Om eerst nog even de AI-wereld een klein beetje af te bakenen: AI bestaat al heel lang, maar de vorm die de afgelopen jaren een enorme vlucht heeft genomen, staat dus bekend als generatieve AI. De belangrijkste aanjager is ChatGPT, dat generatieve AI voor iedereen bereikbaar heeft gemaakt. Dat komt doordat je als gebruiker geen uitgebreide programmeerkennis nodig hebt. Op basis van een zogeheten prompt (artikel) kan ChatGPT een tekst voor je maken.

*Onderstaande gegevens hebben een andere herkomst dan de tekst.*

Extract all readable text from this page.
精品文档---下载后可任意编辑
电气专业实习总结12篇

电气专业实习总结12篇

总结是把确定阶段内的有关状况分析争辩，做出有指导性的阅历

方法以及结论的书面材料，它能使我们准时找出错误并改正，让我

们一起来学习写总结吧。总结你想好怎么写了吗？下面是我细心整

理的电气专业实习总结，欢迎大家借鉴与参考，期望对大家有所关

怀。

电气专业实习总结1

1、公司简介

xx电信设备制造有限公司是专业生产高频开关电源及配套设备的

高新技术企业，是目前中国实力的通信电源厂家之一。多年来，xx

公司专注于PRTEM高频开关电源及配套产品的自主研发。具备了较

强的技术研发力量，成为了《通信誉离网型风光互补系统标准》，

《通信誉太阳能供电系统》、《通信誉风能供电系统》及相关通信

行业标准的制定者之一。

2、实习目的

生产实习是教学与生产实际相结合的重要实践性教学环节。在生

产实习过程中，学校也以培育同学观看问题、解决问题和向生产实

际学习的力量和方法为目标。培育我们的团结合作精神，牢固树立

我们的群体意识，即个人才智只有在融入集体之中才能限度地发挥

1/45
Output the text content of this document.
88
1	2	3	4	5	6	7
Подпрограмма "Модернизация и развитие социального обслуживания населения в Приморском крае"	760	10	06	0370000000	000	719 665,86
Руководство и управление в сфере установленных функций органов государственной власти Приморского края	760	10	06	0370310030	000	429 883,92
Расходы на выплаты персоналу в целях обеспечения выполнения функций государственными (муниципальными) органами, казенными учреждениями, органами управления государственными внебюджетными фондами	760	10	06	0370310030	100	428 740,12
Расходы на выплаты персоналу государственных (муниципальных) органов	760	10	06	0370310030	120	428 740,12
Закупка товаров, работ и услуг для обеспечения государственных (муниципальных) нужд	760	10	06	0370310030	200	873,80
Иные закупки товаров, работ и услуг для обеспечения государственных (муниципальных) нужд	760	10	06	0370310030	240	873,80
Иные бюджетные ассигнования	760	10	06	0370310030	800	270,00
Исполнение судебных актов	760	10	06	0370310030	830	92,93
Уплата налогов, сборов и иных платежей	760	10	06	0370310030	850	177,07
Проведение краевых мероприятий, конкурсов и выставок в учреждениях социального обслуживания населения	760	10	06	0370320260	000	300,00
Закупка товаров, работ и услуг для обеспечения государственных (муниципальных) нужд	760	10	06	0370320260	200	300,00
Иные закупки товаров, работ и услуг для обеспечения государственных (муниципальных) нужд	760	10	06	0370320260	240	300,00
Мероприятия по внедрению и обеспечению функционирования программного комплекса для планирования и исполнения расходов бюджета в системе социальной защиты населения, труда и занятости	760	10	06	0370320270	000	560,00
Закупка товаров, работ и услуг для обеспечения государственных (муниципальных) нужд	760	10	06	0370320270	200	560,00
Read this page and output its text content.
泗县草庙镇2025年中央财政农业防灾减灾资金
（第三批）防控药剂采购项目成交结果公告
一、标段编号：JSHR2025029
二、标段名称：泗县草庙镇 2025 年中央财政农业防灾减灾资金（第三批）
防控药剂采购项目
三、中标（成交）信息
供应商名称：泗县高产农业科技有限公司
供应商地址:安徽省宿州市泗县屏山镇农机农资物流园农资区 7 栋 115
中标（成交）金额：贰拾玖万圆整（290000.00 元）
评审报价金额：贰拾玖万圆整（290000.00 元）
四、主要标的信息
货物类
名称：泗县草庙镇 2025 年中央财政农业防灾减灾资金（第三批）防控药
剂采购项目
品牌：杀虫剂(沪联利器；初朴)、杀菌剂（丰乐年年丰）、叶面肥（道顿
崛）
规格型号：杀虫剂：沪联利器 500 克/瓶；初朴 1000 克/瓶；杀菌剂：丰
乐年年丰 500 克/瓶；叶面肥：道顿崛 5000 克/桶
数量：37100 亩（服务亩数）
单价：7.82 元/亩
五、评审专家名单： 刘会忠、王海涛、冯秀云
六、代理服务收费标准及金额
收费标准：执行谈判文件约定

Dat is in AI-land eigenlijk nog maar het begin van de ontwikkelingen. Er komen steeds meer toepassingen bij die niet alleen opdrachten uit kunnen voeren, maar ook zelf actie kunnen ondernemen, de zogenoemde ‘AI agents’ (kijk bijvoorbeeld eens rond in de database There’s an AI for that).
Hoewel de toepassingen simpel te gebruiken zijn, werkt AI onder de motorkap met uitgebreide modellen en statistische berekeningen. De modellen moeten eerst uitgebreid getraind worden, op basis van een gigantische dataset. Het grootste deel van het energieverbruik zit ook in deze trainingsfase. Want een enorme berg data verwerken kost veel rekenkracht van computers, en daarmee energie.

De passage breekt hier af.